Bobo Stenson Trio
Bobo Stenson
Did you know that, in order to perfect his fingering and his technique on the piano, Bobo Stenson practices at home by playing some Johann Sebastian Bach? And that’s only one example of the many influences which can be perceived in this great jazz musician’s style, along with classic jazz, atmospheric jazz, avant-garde experiments, … The Trio combines them all in a surprisingly natural and spontaneous way.
Bobo Stenson started his career with the label ECM with his involvement in Jan Garbarek's Sart, one of the very first recordings of Manfred Eicher’s German record label. A month later, in his ECM debut as a leader Stenson tapes his trio album Underwear.

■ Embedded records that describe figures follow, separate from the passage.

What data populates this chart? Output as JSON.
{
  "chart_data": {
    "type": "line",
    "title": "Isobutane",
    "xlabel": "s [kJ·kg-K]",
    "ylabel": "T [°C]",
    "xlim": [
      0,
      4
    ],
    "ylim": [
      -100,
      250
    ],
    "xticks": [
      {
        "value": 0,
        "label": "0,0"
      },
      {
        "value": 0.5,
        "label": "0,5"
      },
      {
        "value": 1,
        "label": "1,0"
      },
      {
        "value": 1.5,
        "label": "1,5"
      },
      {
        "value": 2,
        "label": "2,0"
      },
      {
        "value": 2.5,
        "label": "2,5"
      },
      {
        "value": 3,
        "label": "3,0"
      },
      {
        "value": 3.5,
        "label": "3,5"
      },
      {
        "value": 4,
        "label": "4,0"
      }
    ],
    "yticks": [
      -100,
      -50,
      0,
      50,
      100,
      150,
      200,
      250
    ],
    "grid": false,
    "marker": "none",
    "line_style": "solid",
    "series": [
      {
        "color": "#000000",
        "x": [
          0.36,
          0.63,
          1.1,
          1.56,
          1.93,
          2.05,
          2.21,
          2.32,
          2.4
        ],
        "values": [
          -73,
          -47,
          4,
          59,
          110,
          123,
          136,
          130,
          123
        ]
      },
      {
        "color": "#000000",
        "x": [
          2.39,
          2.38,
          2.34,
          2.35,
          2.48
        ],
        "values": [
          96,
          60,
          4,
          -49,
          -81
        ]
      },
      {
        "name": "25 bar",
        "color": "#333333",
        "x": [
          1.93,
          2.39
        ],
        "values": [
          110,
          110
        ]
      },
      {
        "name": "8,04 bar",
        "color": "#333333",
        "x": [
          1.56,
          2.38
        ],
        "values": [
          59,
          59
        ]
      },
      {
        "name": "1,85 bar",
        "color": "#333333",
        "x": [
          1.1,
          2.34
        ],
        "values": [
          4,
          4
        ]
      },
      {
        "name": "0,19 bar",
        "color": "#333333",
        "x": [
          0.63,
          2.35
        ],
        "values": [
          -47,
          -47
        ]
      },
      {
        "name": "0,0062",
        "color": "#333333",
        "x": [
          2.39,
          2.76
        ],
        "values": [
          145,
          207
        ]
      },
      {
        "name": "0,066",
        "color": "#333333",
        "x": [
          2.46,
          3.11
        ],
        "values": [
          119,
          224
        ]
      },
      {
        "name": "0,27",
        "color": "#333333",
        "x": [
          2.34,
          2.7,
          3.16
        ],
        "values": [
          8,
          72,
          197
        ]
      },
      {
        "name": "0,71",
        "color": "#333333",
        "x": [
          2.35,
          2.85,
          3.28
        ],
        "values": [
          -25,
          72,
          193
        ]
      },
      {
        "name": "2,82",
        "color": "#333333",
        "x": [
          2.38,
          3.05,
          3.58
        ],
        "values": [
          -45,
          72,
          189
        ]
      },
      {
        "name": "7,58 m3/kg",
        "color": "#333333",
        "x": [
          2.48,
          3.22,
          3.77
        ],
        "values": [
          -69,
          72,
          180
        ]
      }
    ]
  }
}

With Jan Garbarek, Stenson co-leads from 1988 the immensely popular quartet that records two ECM albums, nowadays counting as classics of the era.
In the late 1980s, Stenson's profile begins to rise even more due to his association with the American cult saxophonist Charles Lloyd whose return to music after a self-imposed absence of 20 years is one of the most significant jazz events of the 1990s. Whilst touring extensively with Lloyd in the U.S. and Europe, Stenson appears on Lloyd's first five ECM albums. During one of these recordings, on hearing about the collaboration with Polish trumpet player Tomasz Stanko, the producer M. Eicher convinces Bobo to bring Stanko back into contact with ECM. This leads to three even more extraordinary ECM albums by this trumpet player.
He currently has his own trio (with bassist Anders Jormin and drummer Jon Fält), which is often compared to the legendary trios of Bill Evans and Keith Jarrett.